Thursday, March 26, 2009

Here-Ever-After


Most of the work I've been doing on my play-in-progress, Hereafter, has lately been confined to my noggin. In particular, when I'm walking the few blocks from the train to the ol' office job. Then I get to the ol' office job, and most if not all of those thoughts go whizzing from out my ears, displaced by insurance rates, supply vendors and other undesirables. So I thought, Hey, thought I, hey, why don't I do some of the same thinking on the Aviary? That way I'll not only better retain it, but open it up for other people to badger and criticize me about it as they may see fit. So here we are. Badger if and as you will.

Interesting to try to communicate my thoughts for people who know what I have written, and them what don't (read: most everybody). I held a reading in December, from which much was learned. Those who participated are about the only people on earth so far who know what my play is about, and odds are it will be about things altogether different once it passes through this nascent stage of revision. The over-arching theme of the various stories has to do with what happens to our bodies after death, and how we separate sense of identity from physical evidence. It's also a comedy, largely; or anyway, it's supposed to be funny. I've got roughly six characters in ten inter-related, but not necessarily inter-connected, scenes, some of which are much stronger than others. The biggest question I had prior to the reading was whether or not this wanted to be a play, rather than a sampling of scenes. It turns out it rather would like to be a whole play, which is great, and also means way more work for me.

Some scenes just don't work, and it's that simple. I have two such set in a gastroenterologist's office (which should have been my first clue, right there) that flounder and waffle mercilessly. These, and their companions in dysfunction, I believe I will rewrite from scratch with new ideas that are influenced by an improved sense of continuity to the whole thing. More importantly, the characters they particularly address are weak. It's going to be a lot of re-imagining, which is fun, even when it's frustrating. This is what got me started on day-dreaming about it, anyway -- the possibility of that freedom to do more than revise, to rewrite.

Along those lines, too, I realize an immediate need to rearrange what scenes I do have fairly strong. As they are arranged now, my eye was more on structural symmetry, not enough on organic cause-and-effect. Which is actually pretty funny, since one of the philosophical arguments I have going in the thing is between linear and holistic perspectives. Philosophy is another little facet that needs rearranging. Just now, some of the characters have perspectives that are too similar for anything terribly interesting to happen between them. This, and the aforementioned, leads me to contemplating the cut of one (or more?) of my dears. The whole thing could really benefit from an outline of some kind, which, again: funny. I'm not very good at or about outlining. I don't like doing it, and I'm pretty crap at it, generally imposing too much logical control and not enough intuitive exploration. Then again, maybe I'm just doing it wrong, somehow.

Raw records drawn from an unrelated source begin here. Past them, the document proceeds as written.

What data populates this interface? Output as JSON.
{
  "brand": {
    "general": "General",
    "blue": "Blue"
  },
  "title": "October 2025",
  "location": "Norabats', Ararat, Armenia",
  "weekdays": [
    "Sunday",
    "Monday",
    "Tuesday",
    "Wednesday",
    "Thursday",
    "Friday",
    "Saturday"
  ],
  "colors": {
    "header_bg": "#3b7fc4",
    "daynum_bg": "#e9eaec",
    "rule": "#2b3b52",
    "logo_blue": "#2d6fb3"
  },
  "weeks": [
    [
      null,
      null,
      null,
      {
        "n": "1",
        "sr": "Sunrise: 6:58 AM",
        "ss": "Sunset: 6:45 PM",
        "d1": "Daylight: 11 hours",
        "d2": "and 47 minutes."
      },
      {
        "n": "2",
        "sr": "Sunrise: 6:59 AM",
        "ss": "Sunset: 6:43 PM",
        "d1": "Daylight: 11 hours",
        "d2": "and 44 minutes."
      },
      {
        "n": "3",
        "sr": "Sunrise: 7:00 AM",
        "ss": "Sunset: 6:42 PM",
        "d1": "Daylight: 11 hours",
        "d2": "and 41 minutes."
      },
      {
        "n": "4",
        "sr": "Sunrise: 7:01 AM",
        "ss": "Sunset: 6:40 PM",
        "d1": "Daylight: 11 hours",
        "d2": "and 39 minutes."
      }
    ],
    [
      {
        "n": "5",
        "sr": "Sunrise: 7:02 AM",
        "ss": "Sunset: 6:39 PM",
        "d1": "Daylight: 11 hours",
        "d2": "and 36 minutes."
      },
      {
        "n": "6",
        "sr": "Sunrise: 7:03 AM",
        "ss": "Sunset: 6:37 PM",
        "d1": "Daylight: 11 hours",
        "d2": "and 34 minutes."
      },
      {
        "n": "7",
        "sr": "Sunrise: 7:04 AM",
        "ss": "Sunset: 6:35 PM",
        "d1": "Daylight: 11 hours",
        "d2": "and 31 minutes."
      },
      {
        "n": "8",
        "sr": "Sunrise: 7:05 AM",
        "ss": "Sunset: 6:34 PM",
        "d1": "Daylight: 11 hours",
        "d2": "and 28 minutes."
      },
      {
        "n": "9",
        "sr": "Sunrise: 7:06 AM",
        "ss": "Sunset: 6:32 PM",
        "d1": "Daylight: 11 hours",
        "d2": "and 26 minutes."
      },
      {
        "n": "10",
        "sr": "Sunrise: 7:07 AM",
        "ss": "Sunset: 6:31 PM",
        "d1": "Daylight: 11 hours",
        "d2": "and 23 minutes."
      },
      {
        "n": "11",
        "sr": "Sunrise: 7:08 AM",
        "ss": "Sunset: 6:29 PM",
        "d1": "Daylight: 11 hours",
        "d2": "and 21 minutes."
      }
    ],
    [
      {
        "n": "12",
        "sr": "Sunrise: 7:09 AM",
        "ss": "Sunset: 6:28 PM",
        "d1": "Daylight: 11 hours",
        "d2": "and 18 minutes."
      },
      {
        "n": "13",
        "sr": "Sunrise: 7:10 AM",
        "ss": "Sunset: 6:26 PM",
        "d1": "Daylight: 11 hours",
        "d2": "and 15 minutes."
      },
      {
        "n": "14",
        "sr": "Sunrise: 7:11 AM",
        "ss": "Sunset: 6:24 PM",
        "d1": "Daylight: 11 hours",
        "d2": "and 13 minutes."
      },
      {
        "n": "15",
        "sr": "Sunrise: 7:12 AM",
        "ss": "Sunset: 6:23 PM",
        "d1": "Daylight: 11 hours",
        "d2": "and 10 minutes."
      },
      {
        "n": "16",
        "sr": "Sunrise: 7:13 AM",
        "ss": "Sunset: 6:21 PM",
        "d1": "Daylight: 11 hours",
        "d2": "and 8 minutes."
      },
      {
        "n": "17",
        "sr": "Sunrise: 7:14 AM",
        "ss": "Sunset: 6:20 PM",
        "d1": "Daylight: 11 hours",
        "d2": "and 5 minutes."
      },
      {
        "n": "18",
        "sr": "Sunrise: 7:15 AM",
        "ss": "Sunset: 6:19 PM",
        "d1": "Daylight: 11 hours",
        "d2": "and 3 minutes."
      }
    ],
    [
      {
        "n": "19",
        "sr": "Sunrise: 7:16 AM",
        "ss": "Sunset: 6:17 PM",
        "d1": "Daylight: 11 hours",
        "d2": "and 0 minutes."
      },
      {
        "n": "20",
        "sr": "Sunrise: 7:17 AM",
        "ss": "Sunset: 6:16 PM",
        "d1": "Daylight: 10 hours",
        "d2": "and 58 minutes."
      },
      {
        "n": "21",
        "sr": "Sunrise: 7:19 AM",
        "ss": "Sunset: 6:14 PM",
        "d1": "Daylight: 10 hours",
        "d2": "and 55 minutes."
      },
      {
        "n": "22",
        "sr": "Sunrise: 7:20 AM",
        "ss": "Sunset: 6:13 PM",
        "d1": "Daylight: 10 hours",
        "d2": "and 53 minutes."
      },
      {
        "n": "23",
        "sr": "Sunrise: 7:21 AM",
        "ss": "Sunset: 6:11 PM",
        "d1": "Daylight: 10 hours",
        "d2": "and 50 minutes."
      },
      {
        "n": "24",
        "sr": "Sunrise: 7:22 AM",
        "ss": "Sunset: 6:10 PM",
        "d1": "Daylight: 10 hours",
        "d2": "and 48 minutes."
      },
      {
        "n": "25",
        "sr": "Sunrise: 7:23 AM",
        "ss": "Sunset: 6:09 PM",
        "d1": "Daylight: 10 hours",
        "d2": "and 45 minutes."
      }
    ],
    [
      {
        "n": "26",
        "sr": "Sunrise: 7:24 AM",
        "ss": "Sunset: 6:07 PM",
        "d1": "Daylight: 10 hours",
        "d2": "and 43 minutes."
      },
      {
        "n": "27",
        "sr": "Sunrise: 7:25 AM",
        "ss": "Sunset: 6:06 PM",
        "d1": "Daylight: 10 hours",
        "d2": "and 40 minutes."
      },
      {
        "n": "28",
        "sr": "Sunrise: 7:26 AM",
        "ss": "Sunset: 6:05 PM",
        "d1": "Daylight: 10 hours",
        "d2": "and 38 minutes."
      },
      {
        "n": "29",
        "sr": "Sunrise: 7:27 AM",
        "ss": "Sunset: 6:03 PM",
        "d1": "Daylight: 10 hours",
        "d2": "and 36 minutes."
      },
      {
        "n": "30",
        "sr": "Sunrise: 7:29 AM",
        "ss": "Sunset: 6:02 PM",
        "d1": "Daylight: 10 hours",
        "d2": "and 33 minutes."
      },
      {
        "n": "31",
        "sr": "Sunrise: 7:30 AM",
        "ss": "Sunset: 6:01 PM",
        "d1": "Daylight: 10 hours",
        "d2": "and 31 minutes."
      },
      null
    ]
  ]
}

Expatriate Younce and I, in our recent brainstorming phone call, got to talking about ideas and our rather different relationships to them. To put it mildly, I have a love-hate relationship to my ideas. My ideas have burned me before and, though I try to forgive and forget, I am holding on to the odd grudge, or seventy-eight. Ideas are as malevolent as they are beneficial to me, some resulting in a well-deserved sense of accomplishment, and other resulting in a tremendous amount of wasted time and effort. Of course, as I write this, I realize that I'm a little too focused on product over process here. Younce points out that my urge to fulfill a creative idea's potential is what enables me to get creative things done, but the flip side of that coin is frustration over delayed or (in many dreadful cases) aborted projects. Take, for example, this idea I had of incorporating the three fates into my play (in a gastroenterologist's office, for Pete's sakes). Thought it was great, ended up screwing the story into places it most certainly does not belong.

So outlining, free writing and cuts. Perhaps I hate acknowledging how little I've accomplished on a first draft, and that's why I generally avoid the revision process? Whatever it may be, I'm determined to make this project the one for which I break that habit. Then I am sure I will have still more revisions, but hopefully I'll be slightly more capable of them.

Then, too, maybe Youncey can finally get his werewolf story.